Electronic International Standard Serial Number (EISSN)
1741-2846
abstract
The current static usage model of HPC systems is becoming increasingly inefficient. This is driven by the continuously growing complexity and heterogeneity of system architectures, in combination with the increased usage of coupled applications, the need for strong scaling with extreme scale parallelism, and the increasing reliance on complex and dynamic workflows. Therefore, we see a rise in research on malleable systems, middleware software and applications, which can adjust resources usage dynamically in order to extract a maximum of efficiency. By providing an intelligent global coordination of resources usage, through runtime scheduling of computation, network usage, and I/O across all components of the system architecture, malleable HPC systems can maximize the exploitation of their resources, while at the same time minimizing the makespan of applications in many, if not most, cases.
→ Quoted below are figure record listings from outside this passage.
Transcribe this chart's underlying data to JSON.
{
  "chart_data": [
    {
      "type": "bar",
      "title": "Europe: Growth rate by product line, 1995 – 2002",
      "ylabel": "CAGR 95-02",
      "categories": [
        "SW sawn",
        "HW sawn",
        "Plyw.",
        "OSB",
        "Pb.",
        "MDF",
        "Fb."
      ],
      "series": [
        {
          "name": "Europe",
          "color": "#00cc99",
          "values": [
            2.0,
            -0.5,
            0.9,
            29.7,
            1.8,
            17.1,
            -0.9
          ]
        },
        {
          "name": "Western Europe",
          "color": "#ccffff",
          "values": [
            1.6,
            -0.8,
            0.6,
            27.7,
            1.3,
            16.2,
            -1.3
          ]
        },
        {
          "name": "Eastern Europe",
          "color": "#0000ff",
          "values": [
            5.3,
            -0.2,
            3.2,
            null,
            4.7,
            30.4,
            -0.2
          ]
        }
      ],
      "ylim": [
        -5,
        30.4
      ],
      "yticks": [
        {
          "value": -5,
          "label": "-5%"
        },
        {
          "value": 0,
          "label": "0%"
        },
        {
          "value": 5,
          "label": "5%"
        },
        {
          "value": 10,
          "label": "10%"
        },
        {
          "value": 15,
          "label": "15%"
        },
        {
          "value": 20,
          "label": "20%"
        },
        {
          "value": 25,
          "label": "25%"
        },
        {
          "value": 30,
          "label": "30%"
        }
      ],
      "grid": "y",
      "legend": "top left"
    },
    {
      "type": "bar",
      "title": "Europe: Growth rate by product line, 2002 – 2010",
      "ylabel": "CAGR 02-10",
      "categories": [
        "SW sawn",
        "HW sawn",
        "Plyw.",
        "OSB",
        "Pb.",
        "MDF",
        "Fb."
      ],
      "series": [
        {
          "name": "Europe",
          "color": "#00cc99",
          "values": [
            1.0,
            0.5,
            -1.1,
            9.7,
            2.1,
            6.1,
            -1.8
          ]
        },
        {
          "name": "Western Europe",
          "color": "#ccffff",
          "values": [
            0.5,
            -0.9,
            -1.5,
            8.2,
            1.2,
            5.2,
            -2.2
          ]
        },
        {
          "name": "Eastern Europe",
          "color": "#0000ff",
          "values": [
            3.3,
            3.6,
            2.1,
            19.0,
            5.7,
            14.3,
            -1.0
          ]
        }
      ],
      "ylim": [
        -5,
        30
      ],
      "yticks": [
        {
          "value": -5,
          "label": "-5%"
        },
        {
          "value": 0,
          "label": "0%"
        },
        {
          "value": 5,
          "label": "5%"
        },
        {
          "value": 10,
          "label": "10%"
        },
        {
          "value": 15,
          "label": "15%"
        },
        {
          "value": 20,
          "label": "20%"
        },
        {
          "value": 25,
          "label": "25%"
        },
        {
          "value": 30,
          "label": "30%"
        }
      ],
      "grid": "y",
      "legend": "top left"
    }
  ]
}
Of particular concern is the emerging class of data-intensive applications and their interaction with classic simulation workloads, driven by the growing need to process extremely large datasets. However, uncoordinated file access in combination with limited bandwidth make the I/O system a serious bottleneck. Emerging multi-tier storage hierarchies come with the potential to remove this barrier, but maximizing performance still requires careful control to avoid congestion. Malleability allows systems to dynamically adjust the computation and storage needs of applications on the one side and the global system on the other. Such malleable systems, however, face a series of fundamental research challenges, including who initiates changes in resource availability or usage? How is it communicated? How to compute the optimal usage? How can applications cope with dynamically changing resources? What should malleable programming models and abstractions look like? How to design resource management frameworks for malleable systems? Which resources benefit from malleability, and which (if any) should still be managed statically?